Fortis Healthcare Ltd. today said it has received an unsolicited non-binding offer from TPG-backed Manipal Health Enterprises Pvt. for a possible acquisition even as its founders face allegations of financial irregularities.
The proposal is still under evaluation and the board hasn’t taken a decision yet, India’s second-largest hospital chain said in an exchange filing.
The interest from investors comes in the wake of Fortis Healthcare founders Malvinder Singh and Shivinder Singh battling allegations of financial irregularities. India’s fraud watchdog and stock market regulator are investigating the company after the Singh brothers allegedly siphoned Rs 500 crore from the company, Bloomberg had reported earlier.

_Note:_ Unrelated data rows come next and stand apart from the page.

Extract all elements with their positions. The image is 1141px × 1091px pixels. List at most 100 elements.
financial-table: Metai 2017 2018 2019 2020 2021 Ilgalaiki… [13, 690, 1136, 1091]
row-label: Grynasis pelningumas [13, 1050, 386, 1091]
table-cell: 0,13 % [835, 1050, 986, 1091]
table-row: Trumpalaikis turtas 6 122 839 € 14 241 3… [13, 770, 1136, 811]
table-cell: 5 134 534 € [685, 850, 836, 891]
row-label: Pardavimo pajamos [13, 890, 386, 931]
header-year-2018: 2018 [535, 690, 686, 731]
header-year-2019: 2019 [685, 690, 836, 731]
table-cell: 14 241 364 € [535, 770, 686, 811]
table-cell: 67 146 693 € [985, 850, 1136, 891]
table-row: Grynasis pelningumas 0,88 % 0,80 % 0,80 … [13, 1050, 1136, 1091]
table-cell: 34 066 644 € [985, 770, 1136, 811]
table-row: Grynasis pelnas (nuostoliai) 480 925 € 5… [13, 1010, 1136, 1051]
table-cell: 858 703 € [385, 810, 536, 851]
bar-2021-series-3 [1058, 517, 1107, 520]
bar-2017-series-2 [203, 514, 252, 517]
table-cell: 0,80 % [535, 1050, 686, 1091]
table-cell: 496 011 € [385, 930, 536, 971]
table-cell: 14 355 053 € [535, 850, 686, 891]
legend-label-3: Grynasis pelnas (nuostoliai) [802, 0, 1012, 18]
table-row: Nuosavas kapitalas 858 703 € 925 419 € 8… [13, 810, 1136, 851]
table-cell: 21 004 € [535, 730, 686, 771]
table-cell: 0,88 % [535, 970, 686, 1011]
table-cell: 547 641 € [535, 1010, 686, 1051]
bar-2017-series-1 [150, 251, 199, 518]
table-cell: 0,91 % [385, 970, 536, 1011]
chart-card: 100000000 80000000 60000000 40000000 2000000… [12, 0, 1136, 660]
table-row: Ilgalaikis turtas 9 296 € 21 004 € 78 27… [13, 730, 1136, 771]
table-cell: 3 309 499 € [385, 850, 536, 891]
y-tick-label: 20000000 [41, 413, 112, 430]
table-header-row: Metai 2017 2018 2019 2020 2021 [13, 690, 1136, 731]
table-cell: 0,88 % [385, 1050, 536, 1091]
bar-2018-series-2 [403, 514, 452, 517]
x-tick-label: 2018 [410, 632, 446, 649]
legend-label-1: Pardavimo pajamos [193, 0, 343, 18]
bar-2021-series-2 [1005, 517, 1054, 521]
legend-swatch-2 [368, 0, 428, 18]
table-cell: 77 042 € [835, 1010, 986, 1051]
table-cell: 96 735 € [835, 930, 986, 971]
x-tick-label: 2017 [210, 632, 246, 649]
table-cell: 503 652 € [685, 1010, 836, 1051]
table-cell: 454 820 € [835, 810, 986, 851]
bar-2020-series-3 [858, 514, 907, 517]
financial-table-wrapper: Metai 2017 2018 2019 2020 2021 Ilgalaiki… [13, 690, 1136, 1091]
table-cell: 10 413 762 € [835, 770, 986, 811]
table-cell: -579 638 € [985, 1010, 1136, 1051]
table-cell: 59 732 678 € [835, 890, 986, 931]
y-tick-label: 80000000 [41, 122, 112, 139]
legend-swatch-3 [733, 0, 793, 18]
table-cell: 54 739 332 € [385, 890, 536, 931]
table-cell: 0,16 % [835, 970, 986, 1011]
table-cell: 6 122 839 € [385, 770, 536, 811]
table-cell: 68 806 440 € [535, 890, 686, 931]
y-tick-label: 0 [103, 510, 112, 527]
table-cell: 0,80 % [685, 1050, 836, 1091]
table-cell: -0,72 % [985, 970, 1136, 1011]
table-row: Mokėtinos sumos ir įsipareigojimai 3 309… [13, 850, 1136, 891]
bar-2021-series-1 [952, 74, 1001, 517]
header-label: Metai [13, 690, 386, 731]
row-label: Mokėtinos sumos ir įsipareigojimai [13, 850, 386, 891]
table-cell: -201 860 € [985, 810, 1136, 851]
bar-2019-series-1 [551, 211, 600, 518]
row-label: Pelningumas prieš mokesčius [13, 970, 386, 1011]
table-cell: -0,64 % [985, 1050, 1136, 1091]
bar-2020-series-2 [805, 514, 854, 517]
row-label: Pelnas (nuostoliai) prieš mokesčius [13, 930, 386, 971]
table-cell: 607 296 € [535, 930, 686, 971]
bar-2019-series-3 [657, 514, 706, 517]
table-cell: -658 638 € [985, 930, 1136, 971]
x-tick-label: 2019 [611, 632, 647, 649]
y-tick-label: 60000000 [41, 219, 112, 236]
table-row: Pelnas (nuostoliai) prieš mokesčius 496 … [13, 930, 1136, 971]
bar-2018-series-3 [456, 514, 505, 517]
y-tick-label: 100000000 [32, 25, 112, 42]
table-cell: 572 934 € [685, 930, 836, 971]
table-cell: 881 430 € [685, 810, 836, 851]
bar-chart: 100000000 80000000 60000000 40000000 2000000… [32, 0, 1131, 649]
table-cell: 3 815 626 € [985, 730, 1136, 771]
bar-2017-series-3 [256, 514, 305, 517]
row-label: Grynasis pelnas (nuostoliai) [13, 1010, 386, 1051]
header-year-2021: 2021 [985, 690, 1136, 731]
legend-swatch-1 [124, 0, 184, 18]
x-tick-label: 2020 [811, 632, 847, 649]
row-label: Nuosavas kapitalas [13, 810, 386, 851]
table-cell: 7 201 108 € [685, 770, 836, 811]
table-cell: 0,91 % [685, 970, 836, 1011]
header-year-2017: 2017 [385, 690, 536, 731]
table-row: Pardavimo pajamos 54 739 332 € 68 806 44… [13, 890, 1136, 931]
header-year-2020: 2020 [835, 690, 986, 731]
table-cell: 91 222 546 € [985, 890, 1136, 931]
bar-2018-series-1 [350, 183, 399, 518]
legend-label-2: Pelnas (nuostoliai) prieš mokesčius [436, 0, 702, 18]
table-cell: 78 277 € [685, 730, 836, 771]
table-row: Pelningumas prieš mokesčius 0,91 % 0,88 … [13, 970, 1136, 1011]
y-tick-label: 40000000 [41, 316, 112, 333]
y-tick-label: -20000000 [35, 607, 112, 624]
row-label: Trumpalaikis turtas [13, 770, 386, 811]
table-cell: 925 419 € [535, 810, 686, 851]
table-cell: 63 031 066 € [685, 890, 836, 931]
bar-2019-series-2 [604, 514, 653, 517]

Going ahead, the enlarged company would seek to buy out other shareholders of SRL Ltd., the medical diagnostics provider that’s currently part-owned by Fortis, Bloomberg reported earlier this week. The TPG-backed investor group is in talks to acquire stake in SRL from private-equity investors who hold about 30 percent of the company.
Yes Bank Ltd. had acquired a 17.3 percent stake in the company earlier this month after the erstwhile promoters defaulted on loans provided by the Mumbai-based private bank. The acquisition had made the private lender the biggest shareholder in the hospital chain.
Last month, the Supreme Court ordered that financial institutions holding pledged shares of Fortis Healthcare are free to sell them even as Japan’s Daiichi Sankyo is looking to prevent the Singh brothers from selling assets to enforce its Rs 3,500-crore arbitral award.